Placement on the registry typically means a life of hardship. Felons are difficult to employ and the stigma associated with being on the registry carries heavy social consequences. Those on the registry often face isolation and are ostracized from the community.
Due to the severity of the consequences, a review has taken place of the offenses that qualify a person to be placed on the registry. The questions have been asked:
1. Does the registry adequately serve the purpose of public safety when those that are on the registry do not pose a risk to the public?
2. Is it equitable to maintain registered status for those who do not pose a public safety risk?
To understand these questions, it is important to know which offenses qualify someone to be placed on the registry.

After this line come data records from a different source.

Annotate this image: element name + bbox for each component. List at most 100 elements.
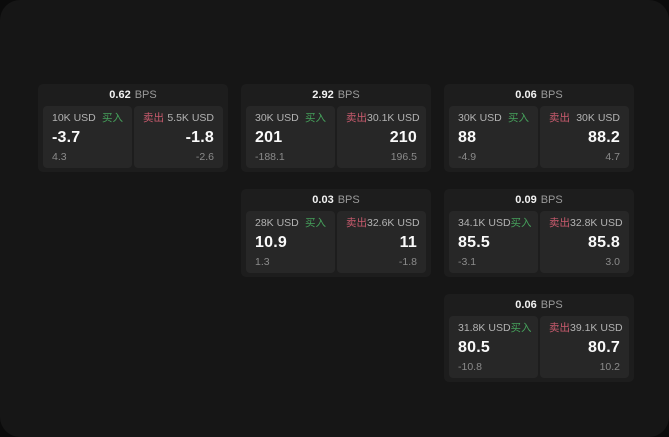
sell-amount: 30.1K USD [367,112,420,124]
buy-amount: 30K USD [458,112,502,124]
buy-side-label: 买入 [305,112,326,124]
buy-price: 80.5 [458,338,490,356]
sell-amount: 32.6K USD [367,217,420,229]
panels-row: 30K USD 买入 88 -4.9 卖出 30K USD 88.2 4.7 [444,106,634,172]
card-header: 0.62 BPS [38,84,228,106]
sell-amount: 30K USD [576,112,620,124]
card-header: 2.92 BPS [241,84,431,106]
sell-price: -1.8 [185,128,214,146]
panel-top-row: 卖出 30K USD [549,113,620,124]
sell-panel[interactable]: 卖出 5.5K USD -1.8 -2.6 [134,106,223,168]
bps-unit-label: BPS [540,298,563,311]
quote-card-grid: 0.62 BPS 10K USD 买入 -3.7 4.3 卖出 5.5K USD [38,84,634,382]
sell-panel[interactable]: 卖出 32.6K USD 11 -1.8 [337,211,426,273]
buy-price: -3.7 [52,128,81,146]
buy-side-label: 买入 [305,217,326,229]
bps-unit-label: BPS [337,88,360,101]
bps-value: 2.92 [312,88,334,101]
buy-side-label: 买入 [102,112,123,124]
quote-card: 0.09 BPS 34.1K USD 买入 85.5 -3.1 卖出 32.8K… [444,189,634,277]
sell-side-label: 卖出 [346,217,367,229]
panel-top-row: 卖出 39.1K USD [549,322,623,334]
quote-card: 0.62 BPS 10K USD 买入 -3.7 4.3 卖出 5.5K USD [38,84,228,172]
card-header: 0.06 BPS [444,84,634,106]
buy-delta: -4.9 [458,150,477,163]
panel-top-row: 卖出 32.8K USD [549,217,623,229]
buy-delta: 1.3 [255,255,270,268]
panel-top-row: 34.1K USD 买入 [458,217,532,229]
sell-panel[interactable]: 卖出 32.8K USD 85.8 3.0 [540,211,629,273]
sell-price: 88.2 [588,128,620,146]
sell-delta: 3.0 [605,255,620,268]
panel-top-row: 30K USD 买入 [255,113,326,124]
sell-delta: -1.8 [398,255,417,268]
sell-delta: 4.7 [605,150,620,163]
quote-card: 0.06 BPS 30K USD 买入 88 -4.9 卖出 30K USD [444,84,634,172]
sell-side-label: 卖出 [549,112,570,124]
buy-amount: 10K USD [52,112,96,124]
sell-price: 85.8 [588,233,620,251]
bps-unit-label: BPS [540,88,563,101]
panel-top-row: 31.8K USD 买入 [458,322,532,334]
sell-price: 210 [389,128,417,146]
bps-value: 0.09 [515,193,537,206]
panels-row: 34.1K USD 买入 85.5 -3.1 卖出 32.8K USD 85.8… [444,211,634,277]
panel-top-row: 卖出 32.6K USD [346,217,420,229]
panel-top-row: 卖出 5.5K USD [143,113,214,124]
sell-price: 80.7 [588,338,620,356]
sell-side-label: 卖出 [143,112,164,124]
buy-price: 85.5 [458,233,490,251]
buy-delta: -188.1 [255,150,285,163]
sell-price: 11 [399,233,417,251]
panel-top-row: 卖出 30.1K USD [346,112,420,124]
bps-unit-label: BPS [540,193,563,206]
bps-unit-label: BPS [337,193,360,206]
buy-panel[interactable]: 31.8K USD 买入 80.5 -10.8 [449,316,538,378]
bps-value: 0.62 [109,88,131,101]
buy-panel[interactable]: 28K USD 买入 10.9 1.3 [246,211,335,273]
buy-panel[interactable]: 30K USD 买入 201 -188.1 [246,106,335,168]
card-header: 0.03 BPS [241,189,431,211]
sell-amount: 5.5K USD [167,112,214,124]
panels-row: 28K USD 买入 10.9 1.3 卖出 32.6K USD 11 -1.8 [241,211,431,277]
buy-side-label: 买入 [508,112,529,124]
sell-delta: -2.6 [195,150,214,163]
sell-side-label: 卖出 [549,217,570,229]
buy-price: 88 [458,128,477,146]
buy-delta: 4.3 [52,150,67,163]
panel-top-row: 28K USD 买入 [255,218,326,229]
buy-panel[interactable]: 30K USD 买入 88 -4.9 [449,106,538,168]
bps-value: 0.06 [515,88,537,101]
quote-card: 0.06 BPS 31.8K USD 买入 80.5 -10.8 卖出 39.1… [444,294,634,382]
sell-panel[interactable]: 卖出 39.1K USD 80.7 10.2 [540,316,629,378]
buy-panel[interactable]: 34.1K USD 买入 85.5 -3.1 [449,211,538,273]
panel-top-row: 10K USD 买入 [52,113,123,124]
sell-side-label: 卖出 [549,322,570,334]
sell-panel[interactable]: 卖出 30.1K USD 210 196.5 [337,106,426,168]
panels-row: 30K USD 买入 201 -188.1 卖出 30.1K USD 210 1… [241,106,431,172]
quote-card: 2.92 BPS 30K USD 买入 201 -188.1 卖出 30.1K … [241,84,431,172]
panel-top-row: 30K USD 买入 [458,113,529,124]
buy-amount: 34.1K USD [458,217,511,229]
card-header: 0.06 BPS [444,294,634,316]
sell-delta: 196.5 [390,150,417,163]
sell-amount: 39.1K USD [570,322,623,334]
buy-amount: 28K USD [255,217,299,229]
buy-amount: 30K USD [255,112,299,124]
buy-delta: -3.1 [458,255,477,268]
buy-price: 201 [255,128,283,146]
bps-value: 0.03 [312,193,334,206]
buy-panel[interactable]: 10K USD 买入 -3.7 4.3 [43,106,132,168]
sell-amount: 32.8K USD [570,217,623,229]
card-header: 0.09 BPS [444,189,634,211]
bps-unit-label: BPS [134,88,157,101]
buy-price: 10.9 [255,233,287,251]
buy-delta: -10.8 [458,360,482,373]
buy-side-label: 买入 [510,322,532,334]
buy-amount: 31.8K USD [458,322,511,334]
quote-card: 0.03 BPS 28K USD 买入 10.9 1.3 卖出 32.6K US… [241,189,431,277]
sell-side-label: 卖出 [346,112,367,124]
sell-delta: 10.2 [599,360,620,373]
sell-panel[interactable]: 卖出 30K USD 88.2 4.7 [540,106,629,168]
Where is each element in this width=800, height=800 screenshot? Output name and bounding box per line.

Rather than enumerate the offenses, many of which are unspeakable, let us suffice to say that the list is long and disturbing.
Obviously, many of these crimes are so unfathomable they warrant registration...even for a lifetime. However, not all of these offenses are of equal gravity. Three offenses are of the least severity on the list (click for a legal definition):
Two of them are what we would consider "statutory rape" crimes and the third would be a "peeping Tom" offense. However, when placed on the registry, these offenders are treated the same as violent rapists and pedophiles.
Do these offenders pose an equal threat to public safety and therefore warrant the same treatment as their violent and deviant counterparts? If a 23 year old dates and has a consensual sexual relationship with a 17 year old, when convicted, he or she will be placed on the registry until they are 33. There is an ironic real life case of a man in Cache Valley who was 19 and had relations with his 15 year old girlfriend. He was convicted, fined, and the two married upon his release. He is on the registry to this day and has restrictions placed on where he can live and what places he can go with his four children.
HB 13 has been proposed by my colleague in Cache Valley to help navigate this sensitive subject. Rather than create a blanket solution, the law allows for elected judges to decide with the help of input from victims. Here are the key provision of the bill:
1. It allows for a person who has been convicted of the following crimes to petition the court for removal from the Sex Offender and Kidnap Offender Registry after five years:
. unlawful sexual activity with a minor; or
. a misdemeanor violation of voyeurism
2. Requires that the person have successfully completed any court-ordered treatment and not have any subsequent convictions.
3. Requires that a copy of the petition be delivered to the prosecutor and victim, or if the victim is still a minor, the victim's parents.
4. Gives the court discretion to order the person removed if it determines that the person is no longer a risk to society.
As someone who knows many victims and offenders of the more egregious crimes, I believe that this legislation will still preserve justice in our execution of the law and continue to provide for public safety. Yet, I believe it will also provide civic redemption for those who are deemed worthy of it by our courts. I understand that many of those affected by more egregious crimes will have strong feelings about this legislation. I sympathize and ask that the legislation be reviewed on its merits. As the father of four young daughters, I support this bill.